Fed governor Chris Waller said he supports lowering interest rates next month, arguing that a softening job market is now a greater risk than a resurgence in inflation. He signaled that upcoming data, including the September jobs report due this week, is unlikely to change his view.
“The data leads me, at this moment, to support a cut in the FOMC’s policy rate at our next meeting on December 9 and 10 as a matter of risk management,” Waller said in a speech titled “The Case for Continuing Rate Cuts.” He added that “a December cut will provide additional insurance against an acceleration in the weakening of the labor market and move policy toward a more neutral setting.”
Waller said he believes the labor market is “still weak and near stall speed,” pointing to Labor Department figures from May through August that showed job creation slowed sharply. After revisions, he said it is likely employment actually declined during that period. He argued that weaker demand for workers, rather than reduced labor supply from lower immigration, is driving the downturn.
He also dismissed concerns that data uncertainty should delay action, adding that he sees no signs of rising wage growth, increasing job openings or a higher quits rate that would suggest a worker shortage rather than weakening demand.
Fed vice chair Philip Jefferson struck a more cautious tone. While acknowledging that “downside risks to employment have increased” relative to inflation pressures, he urged a slower pace in easing.
“The current policy stance is still somewhat restrictive, but we have moved it closer to its neutral level that neither restricts nor stimulates the economy,” Jefferson said in a speech in Kansas City. He stressed that “the evolving balance of risks underscores the need to proceed slowly as we approach the neutral rate.”
Jefferson noted that the central bank may receive limited government data ahead of the Dec. 9 to 10 meeting because of delays linked to the recent shutdown, saying that a “meeting-by-meeting approach” is “an especially prudent approach” in the current environment.
He said inflation may have stalled around 3 percent due to tariffs, but he still expects the tariff impact to be a one time price increase instead of the start of broader inflation pressures.

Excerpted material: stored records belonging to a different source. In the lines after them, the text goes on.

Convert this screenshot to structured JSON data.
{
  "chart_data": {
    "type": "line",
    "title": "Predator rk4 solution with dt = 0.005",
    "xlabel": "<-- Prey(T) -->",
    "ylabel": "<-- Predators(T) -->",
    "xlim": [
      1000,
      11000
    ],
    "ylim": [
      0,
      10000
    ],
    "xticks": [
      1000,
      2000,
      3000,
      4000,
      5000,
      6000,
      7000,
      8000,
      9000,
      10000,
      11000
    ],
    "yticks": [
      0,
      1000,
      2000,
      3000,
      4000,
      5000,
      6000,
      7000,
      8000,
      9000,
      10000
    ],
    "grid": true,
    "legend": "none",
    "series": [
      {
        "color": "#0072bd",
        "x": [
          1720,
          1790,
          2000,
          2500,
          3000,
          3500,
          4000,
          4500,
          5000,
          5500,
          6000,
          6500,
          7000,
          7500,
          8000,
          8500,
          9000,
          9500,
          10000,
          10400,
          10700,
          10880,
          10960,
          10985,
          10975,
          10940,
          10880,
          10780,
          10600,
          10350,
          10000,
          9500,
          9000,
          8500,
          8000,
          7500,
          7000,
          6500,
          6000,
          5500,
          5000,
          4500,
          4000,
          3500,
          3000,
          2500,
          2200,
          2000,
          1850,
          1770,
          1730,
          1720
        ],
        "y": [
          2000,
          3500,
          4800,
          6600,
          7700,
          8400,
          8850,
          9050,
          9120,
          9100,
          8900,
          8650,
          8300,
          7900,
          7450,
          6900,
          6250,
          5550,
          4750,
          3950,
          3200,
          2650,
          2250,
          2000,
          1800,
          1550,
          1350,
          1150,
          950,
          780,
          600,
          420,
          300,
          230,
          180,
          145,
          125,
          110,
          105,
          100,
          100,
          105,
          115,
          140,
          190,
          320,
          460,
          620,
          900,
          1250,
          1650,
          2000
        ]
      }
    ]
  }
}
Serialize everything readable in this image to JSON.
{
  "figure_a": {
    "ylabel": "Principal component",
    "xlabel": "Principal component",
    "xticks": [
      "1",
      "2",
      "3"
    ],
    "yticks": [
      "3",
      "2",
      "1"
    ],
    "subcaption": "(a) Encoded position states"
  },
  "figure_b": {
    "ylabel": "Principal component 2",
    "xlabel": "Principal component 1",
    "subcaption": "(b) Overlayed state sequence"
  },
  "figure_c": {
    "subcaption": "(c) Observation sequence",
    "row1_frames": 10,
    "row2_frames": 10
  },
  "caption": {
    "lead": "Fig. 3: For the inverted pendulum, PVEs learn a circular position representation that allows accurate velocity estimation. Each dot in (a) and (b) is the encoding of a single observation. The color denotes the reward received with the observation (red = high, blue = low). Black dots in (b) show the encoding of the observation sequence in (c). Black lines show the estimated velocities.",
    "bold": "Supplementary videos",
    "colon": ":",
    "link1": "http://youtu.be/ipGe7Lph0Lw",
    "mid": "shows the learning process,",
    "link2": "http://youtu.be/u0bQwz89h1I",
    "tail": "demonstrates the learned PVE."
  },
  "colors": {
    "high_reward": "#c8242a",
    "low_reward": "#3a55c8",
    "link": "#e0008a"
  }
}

He pointed to unemployment insurance claims that have moved sideways in recent weeks and said anecdotal evidence on the labor market remains mixed.
Waller said inflation data through September continued to show only small effects from tariffs, reinforcing his view that tariffs are raising prices temporarily rather than driving a sustained rise. Excluding these effects, he believes inflation is close to the Fed’s 2 percent goal.
He also cited “soft” data such as the steep October decline in consumer sentiment measured by the University of Michigan. He noted the drop was broad based across demographic groups, except among stockholders, and added that past declines in sentiment have often preceded recessions.
Their remarks highlight growing divisions inside the Fed. Kansas City Fed president Jeff Schmid and Boston Fed president Susan Collins have recently voiced concerns about cutting rates further, warning that inflation remains too high.
Market expectations for a December rate cut have fallen sharply. Traders now see a 42 percent chance of easing next month, down from 94 percent only a month ago, as uncertainty builds over how the Fed will interpret weakening labor data and sticky prices.